Poor Ma, Kate thought as she listened to the low pleasant voices of the older women and the faint click of needles coming from the lane. Kate still felt ashamed when she remembered the day she had flung the needles and the yarn down on the stone-flagged floor and run out of the cottage.
 
She had fled down the bank to the sea shore red-faced and furious. Not because her mother was vexed with her – no one could have been more patient – but because she was embarrassed and angry with herself. She knew she wasn’t stupid. Didn’t she always come top in the weekly tests at school, even keeping ahead of the lads? So why couldn’t she master four needles and a skein of wool? She’d taken refuge in one of the caves and stayed there while the light outside had faded and her twin brother, Thomas, had come looking for her.
 
‘Hawway, our Kate,’ he’d said as he peered into the dimness and saw her crouched on the fine white sand with her arms wrapped round her knees. ‘You can’t sit here all day.’
 
‘Is Ma vexed with me?’ she’d asked him.
 
‘Not her. But you’d best come back before Da comes in.’
 
She’d entered the cottage hesitantly, content to let her brother lead the way for once, but there’d been no sign of the ruined knitting. Their ma had been setting the table. Wordlessly Kate began to help her.
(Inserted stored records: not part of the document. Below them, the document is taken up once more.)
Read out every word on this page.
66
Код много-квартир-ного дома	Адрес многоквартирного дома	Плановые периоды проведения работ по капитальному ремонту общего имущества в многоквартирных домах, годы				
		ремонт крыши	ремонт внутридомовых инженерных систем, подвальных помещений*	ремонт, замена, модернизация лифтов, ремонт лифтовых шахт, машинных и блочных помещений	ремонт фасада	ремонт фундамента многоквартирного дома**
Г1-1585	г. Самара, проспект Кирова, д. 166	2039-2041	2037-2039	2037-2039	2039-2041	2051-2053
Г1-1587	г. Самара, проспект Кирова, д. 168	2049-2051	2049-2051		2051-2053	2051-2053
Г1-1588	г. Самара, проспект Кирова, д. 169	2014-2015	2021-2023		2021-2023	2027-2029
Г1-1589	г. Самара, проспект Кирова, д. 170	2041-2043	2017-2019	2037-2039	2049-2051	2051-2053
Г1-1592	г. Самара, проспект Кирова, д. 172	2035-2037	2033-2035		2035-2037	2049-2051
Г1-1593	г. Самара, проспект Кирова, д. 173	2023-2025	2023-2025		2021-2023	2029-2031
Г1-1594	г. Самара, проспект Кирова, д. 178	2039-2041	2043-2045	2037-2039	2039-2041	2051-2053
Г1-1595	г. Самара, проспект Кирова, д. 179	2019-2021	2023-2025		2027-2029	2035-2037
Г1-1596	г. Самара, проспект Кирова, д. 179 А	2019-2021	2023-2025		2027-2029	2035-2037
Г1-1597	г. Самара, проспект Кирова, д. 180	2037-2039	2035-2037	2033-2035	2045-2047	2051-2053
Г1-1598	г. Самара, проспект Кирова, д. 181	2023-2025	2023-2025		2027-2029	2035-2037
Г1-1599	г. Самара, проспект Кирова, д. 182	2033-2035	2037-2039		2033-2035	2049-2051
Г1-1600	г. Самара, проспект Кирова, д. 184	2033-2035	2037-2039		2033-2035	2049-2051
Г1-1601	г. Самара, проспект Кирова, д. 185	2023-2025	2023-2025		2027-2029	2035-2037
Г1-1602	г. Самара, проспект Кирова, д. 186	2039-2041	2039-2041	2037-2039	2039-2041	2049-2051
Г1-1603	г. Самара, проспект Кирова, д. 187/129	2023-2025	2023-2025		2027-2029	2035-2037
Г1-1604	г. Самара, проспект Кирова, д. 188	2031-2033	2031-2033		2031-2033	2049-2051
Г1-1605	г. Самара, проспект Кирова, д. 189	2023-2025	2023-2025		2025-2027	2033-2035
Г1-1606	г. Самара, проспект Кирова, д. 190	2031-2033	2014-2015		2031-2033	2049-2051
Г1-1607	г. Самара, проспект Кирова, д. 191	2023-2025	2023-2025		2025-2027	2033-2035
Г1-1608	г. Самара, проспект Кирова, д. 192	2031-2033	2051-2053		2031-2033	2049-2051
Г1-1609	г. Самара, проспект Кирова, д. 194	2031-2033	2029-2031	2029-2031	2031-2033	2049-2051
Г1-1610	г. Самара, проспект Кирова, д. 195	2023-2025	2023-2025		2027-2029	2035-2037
That had been years ago and her mother had never tried to make her knit again – although she hadn’t been able to resist saying, only a few weeks ago, that she wondered who was going to knit Jos’s ganseys.
 
‘His ma will knit his jumpers and his boot socks too,’ Kate had told her.
 
‘And divven’t you mind that?’ her mother had asked.
 
‘Why should I?’
 
‘Most lasses want to look after their man themselves.’
 
‘Well, I’m not
most
lasses!’ Kate flared.
 
Her ma saw her chin go up and her eyes spark and she shook her head. ‘Now, Kate, divven’t gan crabby. I know you’re not like other lasses. You’re bright and you’re bonny and I know you’re going to be a good wife to Jos and a good daughter to Mary. And Mary will be pleased to let you do the cooking; she doesn’t mind admitting that she hates it. And the rest of the Linton family’ll be happy, too, I imagine, after years of Mary’s burnt offerings.’
 
Mother and daughter smiled at each other and Kate laughed. ‘I don’t know about that. I like cooking but William and Thomas always pull faces at my efforts.’
 
‘That’s brothers for you. But you know they’re only teasing. Fair tyrants they are. Heaven help the lasses them two wed!’
 
‘It’s your fault, Ma, you’ve spoiled them. You’ve spoiled all of us . . .’ Kate faltered, an ache of grief in her throat and her eyes moist. ‘Oh, Ma, I’ll miss you.’
 
‘Divven’t fret, lass. We’ll still be able to see each other.’
 
‘But not here, will we? Not in my own home. Da said once I was married to Jos Linton I would never be welcome here again. Why does he hate Jos so?’